Women In Stem

Lauren Donohue

The Problem of Underrepresentation

“More girls are choosing to study STEM subjects in further education and are also outperforming boys in these subjects, they are often not persuaded to continue the STEM route into higher education and into a career. London Economics research in 2013 showed out of the 27% of BTEC learners who went on to study engineering degrees, 38% were men, and only 1.4% women.”
- Claire Shaw, The Guardian

Some Numbers

18

The number of female nobel
laureates in science,
technology, and medicine.

24

The percentage of stem
jobs that are held by
women.

17.6

The percentage of female full
professors in the
sciences

Marie Curie

In 2005, Larry Summers, then president of Harvard University, speculated that women’s lack of visibility in STEM was due to some lesser aptitude.

The president of Princeton, Shirley M. Tilghman, a molecular biologist; the president of Stanford University, John Hennessey, a computer scientist; and the president of MIT, Susan Hockfield, a neuroscientist, responded in an essay:

"The question we must ask as a society is not 'Can women excel in math, science, and engineering?' -- Marie Curie exploded that myth a century ago -- but 'How can we encourage more women with exceptional abilities to pursue careers in these fields?' "

How Can We Address This?

A Few Proposals

-Better support for women during schooling
-Visible role-models
-Maternity and paternity leave policies that don’t hurt working parents

Sally Ride

"I never went into physics or the astronaut corps to become a role model. But after my first flight, it became clear to me that I was one. And I began to understand the importance of that to people. Young girls need to see role models in whatever careers they may choose, just so they can picture themselves doing those jobs someday. You can’t be what you can’t see."

Visibility

One of the easiest things to address is to call attention to existing role models who do exist and who have often been overwritten. If I ask you to name a female scientist, how many can you come up with? Now if I asked you to name some male scientists, how many do you know? Einstein, Watson and Crick, and Oppenheimer are household names. But it was Rosalind Franklin who first realized the structure of DNA was a double helix, for which Watson and Crick got the credit.

It’s important to teach children and teenagers about the history of women in science. For girls and women specifically, it’s important that they know they have role models. I wanted to create a web-based interactive education tool that middle-schoolers could go through and see that there is a huge legacy of women scientists.

Just a few examples of women who made extraordinary contributions

Envisioning an interactive design solution...
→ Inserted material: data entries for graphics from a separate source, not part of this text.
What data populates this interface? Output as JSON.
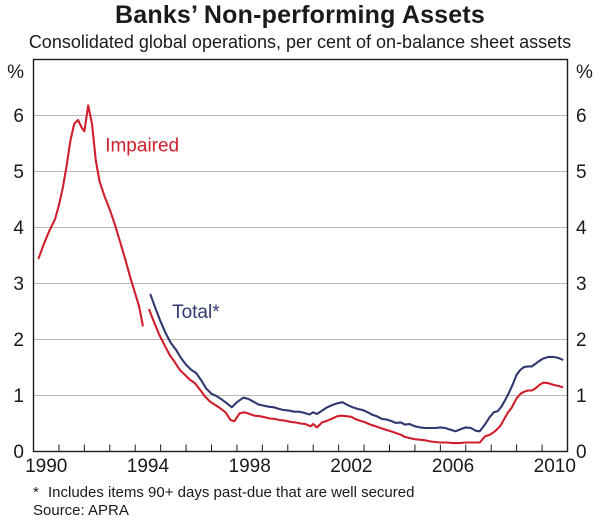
{
  "chart_data": {
    "type": "line",
    "title": "Banks’ Non-performing Assets",
    "subtitle": "Consolidated global operations, per cent of on-balance sheet assets",
    "unit_label": "%",
    "x_axis": {
      "min": 1990,
      "max": 2011,
      "minor_tick_interval": 1,
      "tick_labels": [
        "1990",
        "1994",
        "1998",
        "2002",
        "2006",
        "2010"
      ],
      "tick_label_years": [
        1990,
        1994,
        1998,
        2002,
        2006,
        2010
      ]
    },
    "y_axis": {
      "min": 0,
      "max": 7,
      "tick_labels": [
        "0",
        "1",
        "2",
        "3",
        "4",
        "5",
        "6"
      ],
      "tick_values": [
        0,
        1,
        2,
        3,
        4,
        5,
        6
      ],
      "gridline_values": [
        1,
        2,
        3,
        4,
        5,
        6
      ],
      "labels_on_both_sides": true,
      "grid": "horizontal-only"
    },
    "series": [
      {
        "name": "Impaired",
        "color": "#d01f2c",
        "label": {
          "text": "Impaired",
          "x": 1992.82,
          "y": 5.45
        },
        "segments": [
          [
            [
              1990.2,
              3.45
            ],
            [
              1990.4,
              3.7
            ],
            [
              1990.6,
              3.92
            ],
            [
              1990.85,
              4.15
            ],
            [
              1991.0,
              4.4
            ],
            [
              1991.15,
              4.7
            ],
            [
              1991.3,
              5.1
            ],
            [
              1991.45,
              5.55
            ],
            [
              1991.6,
              5.85
            ],
            [
              1991.75,
              5.92
            ],
            [
              1991.9,
              5.78
            ],
            [
              1992.0,
              5.72
            ],
            [
              1992.15,
              6.18
            ],
            [
              1992.3,
              5.85
            ],
            [
              1992.45,
              5.2
            ],
            [
              1992.6,
              4.82
            ],
            [
              1992.8,
              4.55
            ],
            [
              1993.0,
              4.32
            ],
            [
              1993.2,
              4.05
            ],
            [
              1993.4,
              3.75
            ],
            [
              1993.6,
              3.45
            ],
            [
              1993.8,
              3.12
            ],
            [
              1994.0,
              2.82
            ],
            [
              1994.15,
              2.6
            ],
            [
              1994.3,
              2.25
            ]
          ],
          [
            [
              1994.55,
              2.53
            ],
            [
              1994.75,
              2.3
            ],
            [
              1994.95,
              2.08
            ],
            [
              1995.15,
              1.9
            ],
            [
              1995.35,
              1.73
            ],
            [
              1995.55,
              1.6
            ],
            [
              1995.75,
              1.46
            ],
            [
              1995.95,
              1.37
            ],
            [
              1996.15,
              1.28
            ],
            [
              1996.35,
              1.22
            ],
            [
              1996.55,
              1.1
            ],
            [
              1996.75,
              0.98
            ],
            [
              1996.95,
              0.89
            ],
            [
              1997.15,
              0.83
            ],
            [
              1997.35,
              0.77
            ],
            [
              1997.55,
              0.7
            ],
            [
              1997.75,
              0.56
            ],
            [
              1997.9,
              0.54
            ],
            [
              1998.1,
              0.68
            ],
            [
              1998.3,
              0.7
            ],
            [
              1998.5,
              0.67
            ],
            [
              1998.7,
              0.64
            ],
            [
              1998.9,
              0.63
            ],
            [
              1999.1,
              0.61
            ],
            [
              1999.3,
              0.59
            ],
            [
              1999.5,
              0.58
            ],
            [
              1999.7,
              0.56
            ],
            [
              1999.9,
              0.55
            ],
            [
              2000.1,
              0.53
            ],
            [
              2000.3,
              0.52
            ],
            [
              2000.5,
              0.5
            ],
            [
              2000.7,
              0.49
            ],
            [
              2000.9,
              0.45
            ],
            [
              2001.0,
              0.49
            ],
            [
              2001.15,
              0.43
            ],
            [
              2001.35,
              0.52
            ],
            [
              2001.55,
              0.55
            ],
            [
              2001.75,
              0.59
            ],
            [
              2001.95,
              0.63
            ],
            [
              2002.1,
              0.64
            ],
            [
              2002.3,
              0.63
            ],
            [
              2002.5,
              0.62
            ],
            [
              2002.65,
              0.58
            ],
            [
              2002.85,
              0.55
            ],
            [
              2003.05,
              0.52
            ],
            [
              2003.25,
              0.48
            ],
            [
              2003.45,
              0.45
            ],
            [
              2003.65,
              0.42
            ],
            [
              2003.85,
              0.39
            ],
            [
              2004.05,
              0.36
            ],
            [
              2004.25,
              0.33
            ],
            [
              2004.45,
              0.3
            ],
            [
              2004.6,
              0.26
            ],
            [
              2004.8,
              0.24
            ],
            [
              2005.0,
              0.22
            ],
            [
              2005.2,
              0.21
            ],
            [
              2005.4,
              0.2
            ],
            [
              2005.6,
              0.18
            ],
            [
              2005.8,
              0.17
            ],
            [
              2006.0,
              0.16
            ],
            [
              2006.25,
              0.16
            ],
            [
              2006.5,
              0.15
            ],
            [
              2006.75,
              0.15
            ],
            [
              2007.0,
              0.16
            ],
            [
              2007.25,
              0.16
            ],
            [
              2007.55,
              0.16
            ],
            [
              2007.75,
              0.27
            ],
            [
              2007.95,
              0.3
            ],
            [
              2008.15,
              0.36
            ],
            [
              2008.35,
              0.45
            ],
            [
              2008.5,
              0.57
            ],
            [
              2008.65,
              0.69
            ],
            [
              2008.8,
              0.78
            ],
            [
              2009.0,
              0.95
            ],
            [
              2009.15,
              1.03
            ],
            [
              2009.3,
              1.07
            ],
            [
              2009.45,
              1.09
            ],
            [
              2009.6,
              1.09
            ],
            [
              2009.75,
              1.13
            ],
            [
              2009.9,
              1.19
            ],
            [
              2010.05,
              1.23
            ],
            [
              2010.25,
              1.22
            ],
            [
              2010.45,
              1.19
            ],
            [
              2010.65,
              1.17
            ],
            [
              2010.8,
              1.15
            ]
          ]
        ]
      },
      {
        "name": "Total*",
        "color": "#303870",
        "label": {
          "text": "Total*",
          "x": 1995.45,
          "y": 2.47
        },
        "segments": [
          [
            [
              1994.6,
              2.8
            ],
            [
              1994.8,
              2.55
            ],
            [
              1995.0,
              2.32
            ],
            [
              1995.2,
              2.11
            ],
            [
              1995.4,
              1.94
            ],
            [
              1995.6,
              1.82
            ],
            [
              1995.8,
              1.67
            ],
            [
              1996.0,
              1.55
            ],
            [
              1996.2,
              1.46
            ],
            [
              1996.4,
              1.4
            ],
            [
              1996.6,
              1.27
            ],
            [
              1996.8,
              1.12
            ],
            [
              1997.0,
              1.03
            ],
            [
              1997.2,
              0.99
            ],
            [
              1997.4,
              0.93
            ],
            [
              1997.6,
              0.86
            ],
            [
              1997.8,
              0.79
            ],
            [
              1998.0,
              0.88
            ],
            [
              1998.25,
              0.96
            ],
            [
              1998.45,
              0.94
            ],
            [
              1998.65,
              0.89
            ],
            [
              1998.85,
              0.84
            ],
            [
              1999.05,
              0.82
            ],
            [
              1999.25,
              0.8
            ],
            [
              1999.45,
              0.79
            ],
            [
              1999.65,
              0.76
            ],
            [
              1999.85,
              0.74
            ],
            [
              2000.05,
              0.73
            ],
            [
              2000.25,
              0.71
            ],
            [
              2000.45,
              0.71
            ],
            [
              2000.65,
              0.69
            ],
            [
              2000.85,
              0.66
            ],
            [
              2001.0,
              0.7
            ],
            [
              2001.15,
              0.67
            ],
            [
              2001.35,
              0.73
            ],
            [
              2001.55,
              0.79
            ],
            [
              2001.75,
              0.83
            ],
            [
              2001.95,
              0.86
            ],
            [
              2002.15,
              0.88
            ],
            [
              2002.35,
              0.83
            ],
            [
              2002.55,
              0.79
            ],
            [
              2002.75,
              0.76
            ],
            [
              2002.95,
              0.74
            ],
            [
              2003.15,
              0.7
            ],
            [
              2003.3,
              0.66
            ],
            [
              2003.5,
              0.63
            ],
            [
              2003.7,
              0.58
            ],
            [
              2003.9,
              0.57
            ],
            [
              2004.1,
              0.54
            ],
            [
              2004.25,
              0.51
            ],
            [
              2004.45,
              0.52
            ],
            [
              2004.6,
              0.48
            ],
            [
              2004.8,
              0.49
            ],
            [
              2005.0,
              0.45
            ],
            [
              2005.2,
              0.43
            ],
            [
              2005.4,
              0.42
            ],
            [
              2005.6,
              0.42
            ],
            [
              2005.8,
              0.42
            ],
            [
              2006.0,
              0.43
            ],
            [
              2006.2,
              0.42
            ],
            [
              2006.4,
              0.39
            ],
            [
              2006.6,
              0.36
            ],
            [
              2006.8,
              0.4
            ],
            [
              2007.0,
              0.43
            ],
            [
              2007.2,
              0.42
            ],
            [
              2007.4,
              0.37
            ],
            [
              2007.55,
              0.36
            ],
            [
              2007.75,
              0.48
            ],
            [
              2007.95,
              0.62
            ],
            [
              2008.1,
              0.7
            ],
            [
              2008.25,
              0.72
            ],
            [
              2008.4,
              0.8
            ],
            [
              2008.55,
              0.92
            ],
            [
              2008.7,
              1.05
            ],
            [
              2008.85,
              1.2
            ],
            [
              2009.0,
              1.37
            ],
            [
              2009.15,
              1.46
            ],
            [
              2009.3,
              1.51
            ],
            [
              2009.45,
              1.52
            ],
            [
              2009.6,
              1.52
            ],
            [
              2009.75,
              1.57
            ],
            [
              2009.9,
              1.62
            ],
            [
              2010.05,
              1.66
            ],
            [
              2010.25,
              1.69
            ],
            [
              2010.45,
              1.69
            ],
            [
              2010.65,
              1.67
            ],
            [
              2010.8,
              1.64
            ]
          ]
        ]
      }
    ],
    "footnote": {
      "marker": "*",
      "text": "Includes items 90+ days past-due that are well secured"
    },
    "source": "Source: APRA",
    "style": {
      "gridline_color": "#b9b9b9",
      "axis_color": "#1a1a1a",
      "text_color": "#1a1a1a",
      "background": "#ffffff"
    }
  }
}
I began brainstorming what this interactive tool might look like. I thought of the fundamental contributions that women have lent to science and the way that these contributions live on, even as the women are ignored, like some smoothly working but invisible system. I was struck by the idea that I could create an interactive online periodic table, but rather than chemical elements, each square would represent a woman.

Building A Periodic Table

I sourced famous female scientists across a variety of disciplines: chemistry, computer science, biology, physics, genetics, paleontology, math, earth science, medicine, and astronomy until I had enough to cover every element. The list does disproportionately feature white westerners, revealing that there’s another gap on what information is available on POC women scientists.

Creating Visible Elements

I built the periodic table using javascript, using a json of the periodic table to base the structure around. Scientists were organized by discipline and given chemical element abbreviations based on their initials. When an element is hovered over, the scientist’s image and some information a is displayed.

Check It Out

Feedback

One of the issues that was raised by the creation of the periodic table was that it was a chemistry diagram that represented more than just chemists and the inevitable confusion that that caused. I decided to find 118 female chemists and use them in the periodic table and then expand to other scientific forms for the various other scientific realms, like star charts for the astronomer, a phylogenetic tree for the biologists, An anatomy diagram for the medical researchers and so on.

Starting with astronomers...

I was inspired by original star charts drew out the constellations and often drew out the shapes that the constellations were named after—cygna depicted as a swan or gemini drawn as a set of twins—overlaid over the constellation, I thought like the periodic table, this posed an interesting idea, one that would be at least partially familiar to middle schoolers with some years of science education, but also a new and unique way of visioning these historical figures.

Inspiration

I picked six astronomers to start and decided to draw them as individual constellations on a star chart. Using photoshop, I illustrated a star chart of my own. I chose the astronomers Vera Rubin, Annie Jump Canon, Margaret Burbidge, Jocelyn Bell Burnell, Carolina Herschel, and Henrietta Swan Leavitt to start with. Their careers spanned all the way back to the 1800s.

Planned Interaction

Constellations would be fully clickable. When users click them, each constellation reveals the outline of the astronomer. More than one can be clicked at a time. Clicking again provides some information. Take a look at the demo below.

Space Pioneers from Lauren Donohue on Vimeo.

What's next?

Why stop there? There are possibilities for an entire series of interactive science diagrams to be reinterpreted to display female accomplishments.